Niemieckie media po odpadnięciu Bayernu: Pozostaje tylko liga
"Pozostaje tylko liga" - skomentowano na internetowej stronie magazynu "Kicker" fakt odpadnięcia Bayernu Monachium z piłkarskiej Ligi Mistrzów. W ćwierćfinale lidera ligi niemieckiej, w tym Roberta Lewandowskiego, wyeliminował hiszpański Villarreal.
W ubiegłym tygodniu "Żółta Łódź Podwodna" zwyciężyła 1:0, a we wtorkowym rewanżu był remis 1:1. Prowadzenie monachijczykom dał kapitan reprezentacji Polski Lewandowski (52.), a wyrównał Nigeryjczyk Samuel Chukwueze (88.).
Jak zauważono w serwisie "Kickera", klub z Monachium ma szansę już tylko na jedno trofeum - 10. z rzędu mistrzostwo Niemiec.
"Po golu Lewandowskiego wyglądało na to, że monachijczycy są na dobrej drodze, dopóki wszystkiego nie zmienił jeden kontratak.
ZOBACZ TAKŻE: Liga Mistrzów: Kolejne gole Roberta Lewandowskiego i Karima Benzemy
Villarreal sprawiał wrażenie, że ostatkiem sił próbuje dociągnąć do dogrywki, ale zdołał jeszcze sięgnąć do rezerw.

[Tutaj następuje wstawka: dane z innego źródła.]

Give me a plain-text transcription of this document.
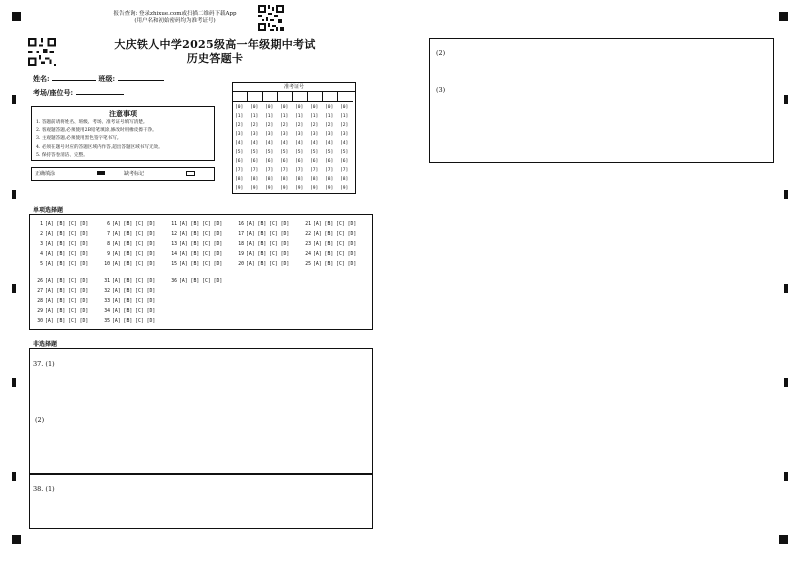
报告查询: 登录zhixue.com或扫描二维码下载App
(用户名和初始密码均为准考证号)
大庆铁人中学2025级高一年级期中考试
历史答题卡
姓名:	班级:
考场/座位号:
注意事项
1. 答题前请将姓名、班级、考场、准考证号填写清楚。
2. 客观题答题,必须使用2B铅笔填涂,修改时用橡皮擦干净。
3. 主观题答题,必须使用黑色签字笔书写。
4. 必须在题号对应的答题区域内作答,超出答题区域书写无效。
5. 保持答卷清洁、完整。
正确填涂	缺考标记
准考证号
[0]
[1]
[2]
[3]
[4]
[5]
[6]
[7]
[8]
[9]
[0]
[1]
[2]
[3]
[4]
[5]
[6]
[7]
[8]
[9]
[0]
[1]
[2]
[3]
[4]
[5]
[6]
[7]
[8]
[9]
[0]
[1]
[2]
[3]
[4]
[5]
[6]
[7]
[8]
[9]
[0]
[1]
[2]
[3]
[4]
[5]
[6]
[7]
[8]
[9]
[0]
[1]
[2]
[3]
[4]
[5]
[6]
[7]
[8]
[9]
[0]
[1]
[2]
[3]
[4]
[5]
[6]
[7]
[8]
[9]
[0]
[1]
[2]
[3]
[4]
[5]
[6]
[7]
[8]
[9]
单项选择题
1 [A] [B] [C] [D]
2 [A] [B] [C] [D]
3 [A] [B] [C] [D]
4 [A] [B] [C] [D]
5 [A] [B] [C] [D]
6 [A] [B] [C] [D]
7 [A] [B] [C] [D]
8 [A] [B] [C] [D]
9 [A] [B] [C] [D]
10 [A] [B] [C] [D]
11 [A] [B] [C] [D]
12 [A] [B] [C] [D]
13 [A] [B] [C] [D]
14 [A] [B] [C] [D]
15 [A] [B] [C] [D]
16 [A] [B] [C] [D]
17 [A] [B] [C] [D]
18 [A] [B] [C] [D]
19 [A] [B] [C] [D]
20 [A] [B] [C] [D]
21 [A] [B] [C] [D]
22 [A] [B] [C] [D]
23 [A] [B] [C] [D]
24 [A] [B] [C] [D]
25 [A] [B] [C] [D]
26 [A] [B] [C] [D]
27 [A] [B] [C] [D]
28 [A] [B] [C] [D]
29 [A] [B] [C] [D]
30 [A] [B] [C] [D]
31 [A] [B] [C] [D]
32 [A] [B] [C] [D]
33 [A] [B] [C] [D]
34 [A] [B] [C] [D]
35 [A] [B] [C] [D]
36 [A] [B] [C] [D]
非选择题
37. (1)
(2)
38. (1)
(2)
(3)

Samu Chukwueze ustalił wynik i wyrzucił Bayern z Champions League" - napisano.
Rozczarowania nie ukrywał trener gospodarzy Julian Nagelsmann.
"Nie ma nas już w Pucharze Niemiec, nie ma nas w Lidze Mistrzów. To niegodne Bayernu. Półfinał był naszym celem minimum i nie udało nam się go osiągnąć. To jedna z trzech najgorszych porażek w mojej karierze" - skomentował.
Na stronie internetowej dziennika "Bild" podkreślono, że przez niemal cały mecz Bayern miał wszystko pod kontrolą.
"24:4 w strzałach na bramkę, 90 minut dominacji (64 procent czasu przy piłce). Bramkarz Manuel Neuer "dostał" tylko jeden celny strzał - i był gol" - podsumowano.
"Bayern odpadł. Gorycz i głupota. Monachijczycy byli zdecydowanym faworytem w starciu z być może najsłabszym zespołem (w ćwierćfinałach - PAP). Przecież to był Villarreal, a nie Real?" - dodano.
W portalu sport1.de oceniono, że mimo zdobytej bramki słabo w tym spotkaniu zaprezentował się Lewandowski.
"Po Lewandowskim (...) nie było śladu. Z drugiej strony Polak miał szczęście, że przed przerwą nie dostał czerwonej kartki za dwie żółte, bo dwa razy zbyt ostro zaatakował obrońcę Villarreal Raula Albiola. (...) Lewandowski trafił do siatki w swojej pierwszej wartej odnotowania akcji" - relacjonowano.
Villarreal zagra w półfinale z lepszym z pary Liverpool - Benfica Lizbona. W Portugalii "The Reds" zwyciężyli 3:1 i będą bronić tej przewagi w środę na Anfield.